Bis weit in dieses Jahr haben Kurzläufer-Rentenfonds wegen der inversen Zinskurve höher rentiert als Langläufer. Diese Situation hat sich heute normalisiert. Anleger werden für länger laufende Anleihen besser für ihre Risiken kompensiert. Aber „besser“ ist nicht unbedingt „gut“. Zehnjährige Bundesanleihen rentieren gerade einmal mit 2,3 Prozent. Die reale Rendite liegt also deutlich unter einem Prozent. Dafür gibt es ordentliche Laufzeitrisiken. So auch bei US-Treasuries,j die mit identischer Laufzeit allerdings immerhin auf 4,2 Prozent Rendite komme. Aber Treasuries bringen ein Währungsrisiko für Euro-Anleger mit sich.
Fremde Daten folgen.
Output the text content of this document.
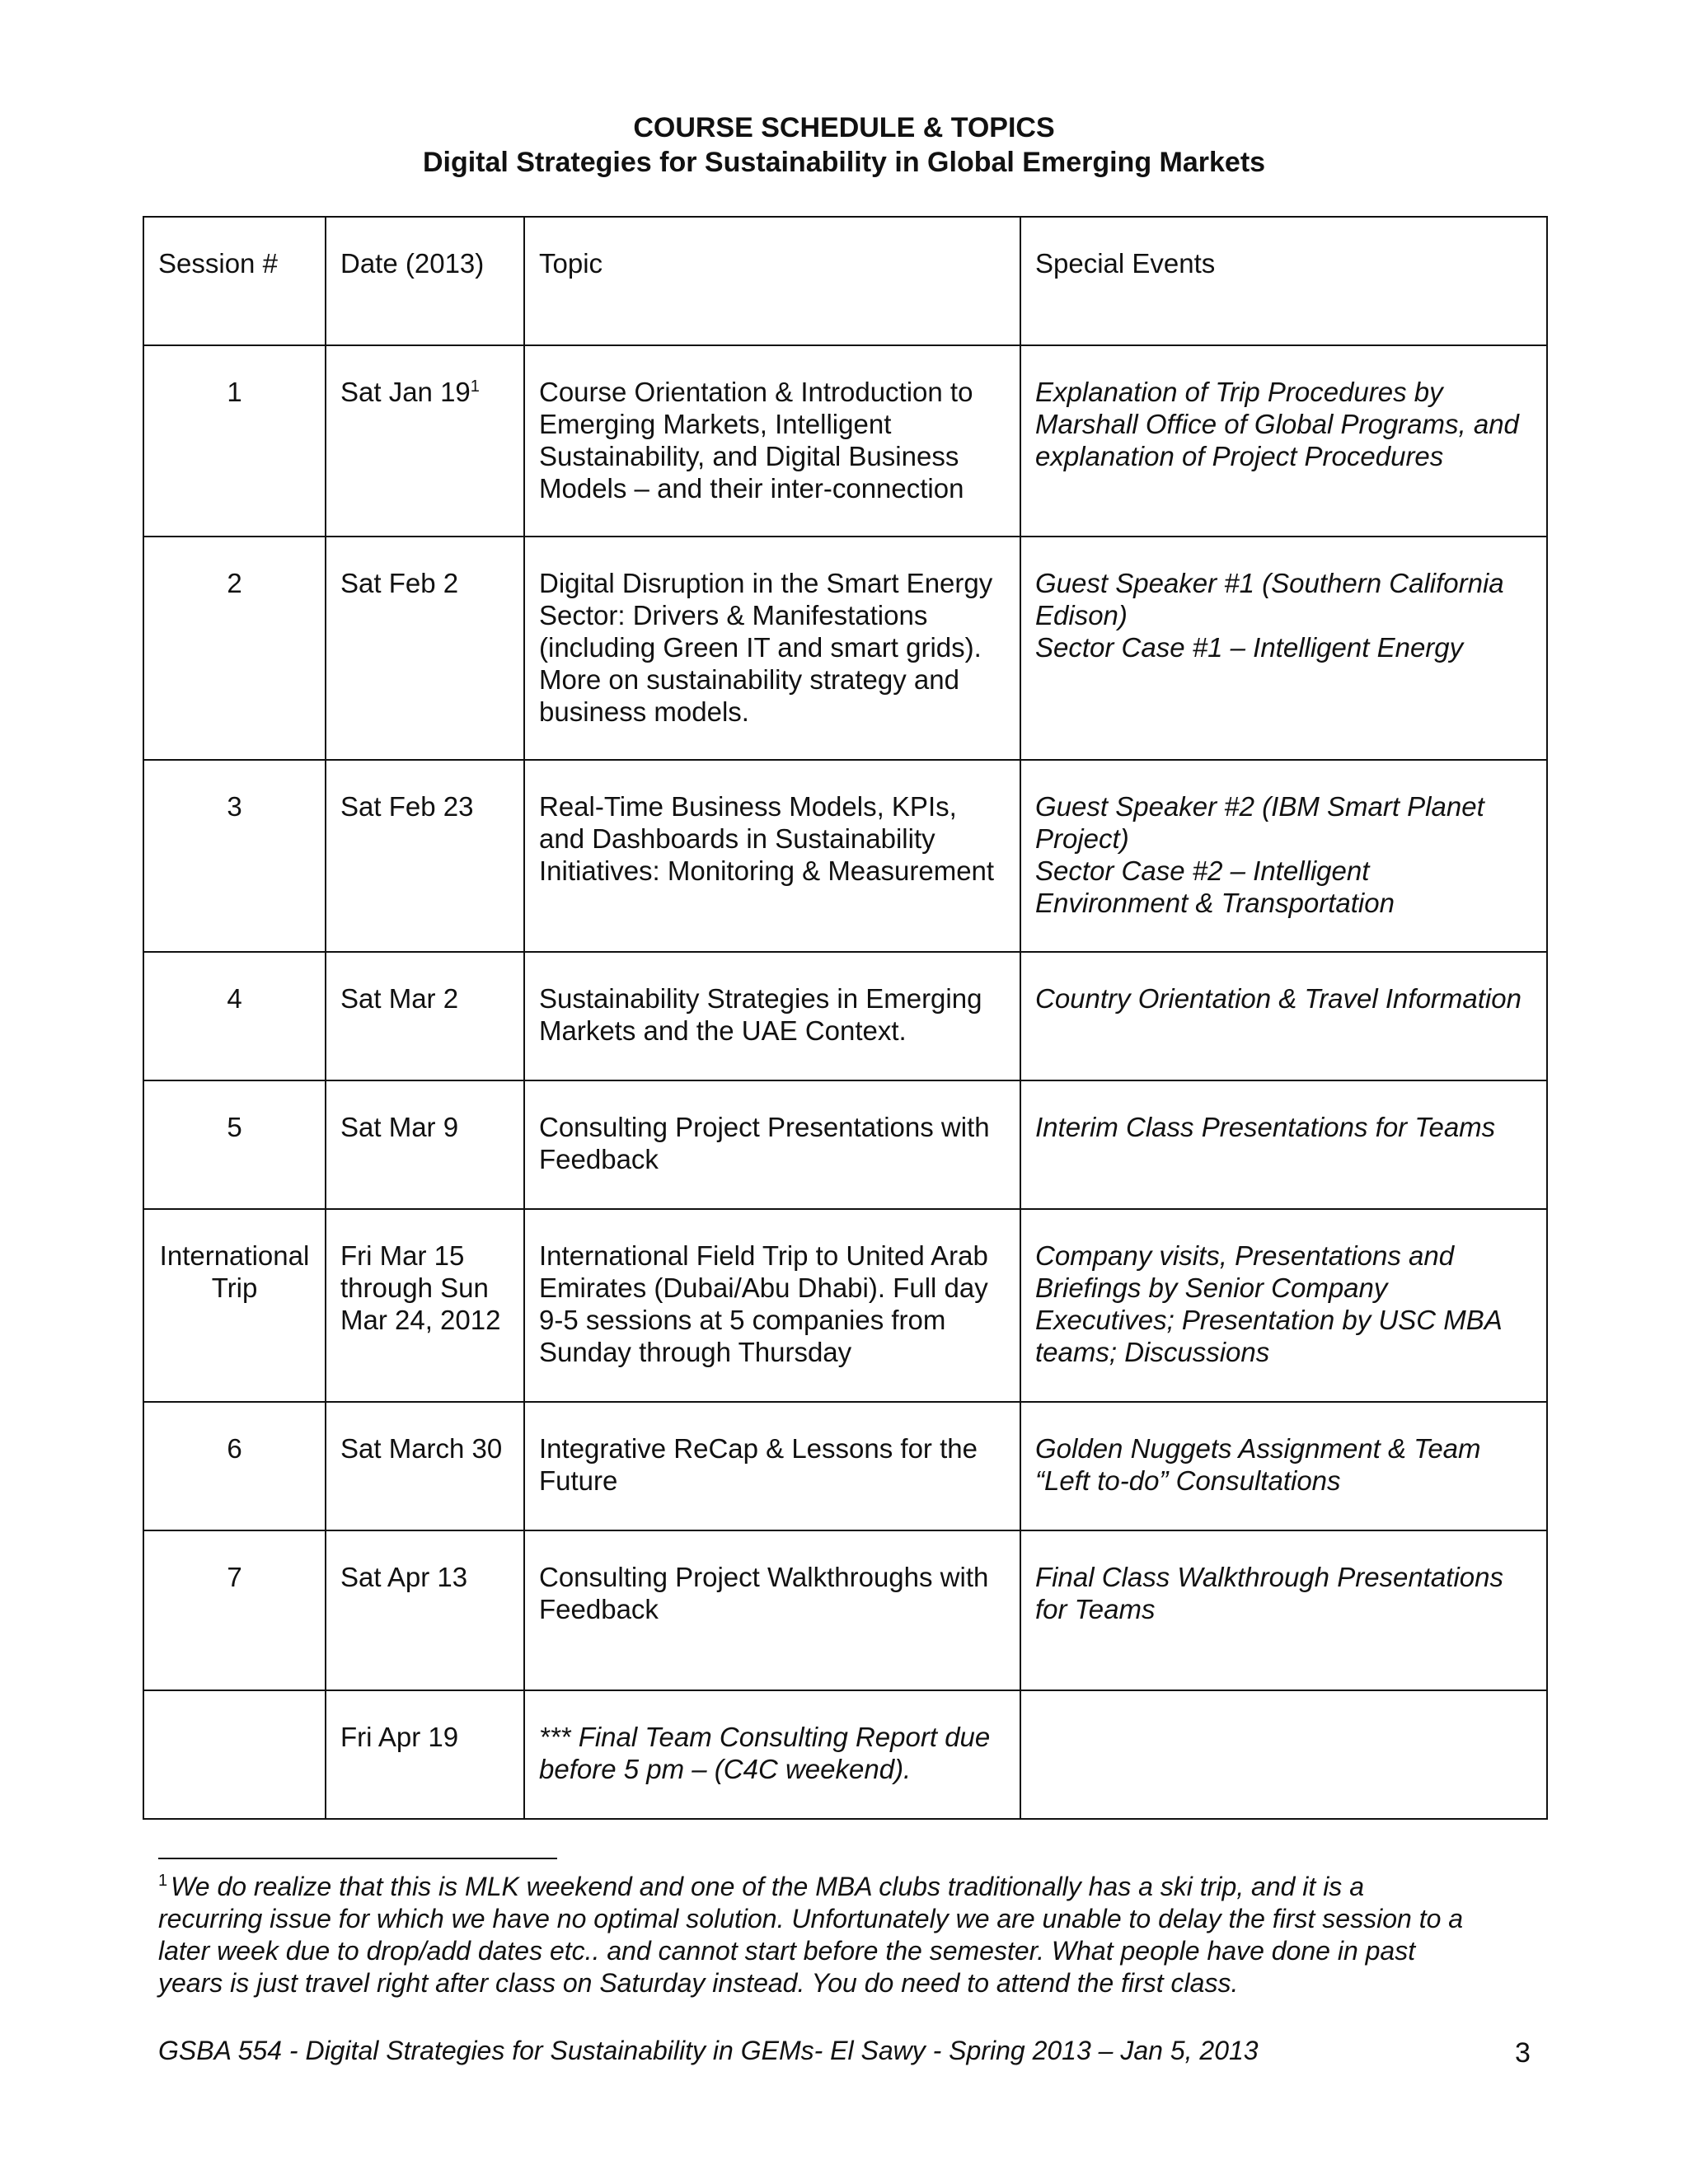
COURSE SCHEDULE & TOPICS
Digital Strategies for Sustainability in Global Emerging Markets
Session #	Date (2013)	Topic	Special Events

1	Sat Jan $19^1$	Course Orientation & Introduction to
Emerging Markets, Intelligent
Sustainability, and Digital Business
Models – and their inter-connection	Explanation of Trip Procedures by
Marshall Office of Global Programs, and
explanation of Project Procedures

2	Sat Feb 2	Digital Disruption in the Smart Energy
Sector: Drivers & Manifestations
(including Green IT and smart grids).
More on sustainability strategy and
business models.	Guest Speaker #1 (Southern California
Edison)
Sector Case #1 – Intelligent Energy

3	Sat Feb 23	Real-Time Business Models, KPIs,
and Dashboards in Sustainability
Initiatives: Monitoring & Measurement	Guest Speaker #2 (IBM Smart Planet
Project)
Sector Case #2 – Intelligent
Environment & Transportation

4	Sat Mar 2	Sustainability Strategies in Emerging
Markets and the UAE Context.	Country Orientation & Travel Information

5	Sat Mar 9	Consulting Project Presentations with
Feedback	Interim Class Presentations for Teams

International
Trip	Fri Mar 15
through Sun
Mar 24, 2012	International Field Trip to United Arab
Emirates (Dubai/Abu Dhabi). Full day
9-5 sessions at 5 companies from
Sunday through Thursday	Company visits, Presentations and
Briefings by Senior Company
Executives; Presentation by USC MBA
teams; Discussions

6	Sat March 30	Integrative ReCap & Lessons for the
Future	Golden Nuggets Assignment & Team
“Left to-do” Consultations

7	Sat Apr 13	Consulting Project Walkthroughs with
Feedback	Final Class Walkthrough Presentations
for Teams

	Fri Apr 19	*** Final Team Consulting Report due
before 5 pm – (C4C weekend).	

$^1$ We do realize that this is MLK weekend and one of the MBA clubs traditionally has a ski trip, and it is a
recurring issue for which we have no optimal solution. Unfortunately we are unable to delay the first session to a
later week due to drop/add dates etc.. and cannot start before the semester. What people have done in past
years is just travel right after class on Saturday instead. You do need to attend the first class.
GSBA 554 - Digital Strategies for Sustainability in GEMs- El Sawy - Spring 2013 – Jan 5, 2013	3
„Anleger haben Anleihen in den vergangenen 15 Jahren links liegen lassen. Bis 2022 war das auch gut so. Heute ist das anders“
Es gibt also gute Gründe, sich mit anderen Anleihenrisiken zu beschäftigen, die Risikoaufschläge gegenüber Staatsanleihen bringen. Viele Anleger haben in Zeiten von Minizinsen den Anleihenmarkt – zu Recht – links liegen gelassen. Die Notenbanken des globalen Nordens hatten Zinsanlagen so unattraktiv gemacht, dass sich die allermeisten Anleger auf Aktien gestürzt hatten, frei nach dem Motto: There is no alternative (Tina). Diese Situation hat sich grundlegend geändert, wie unser kleiner Parforce-Ritt durch die Welt der Spread-Zinspapiere zeigen wird. Aus Praktikabilitätsgründen lassen wir Emerging Markets Bonds, die vielen Anlegern vertraut sind, aus dieser Umschau aus. Wir werden sie zu einem späteren Zeitpunkt ausführlicher behandeln. Anschnallen, es geht los!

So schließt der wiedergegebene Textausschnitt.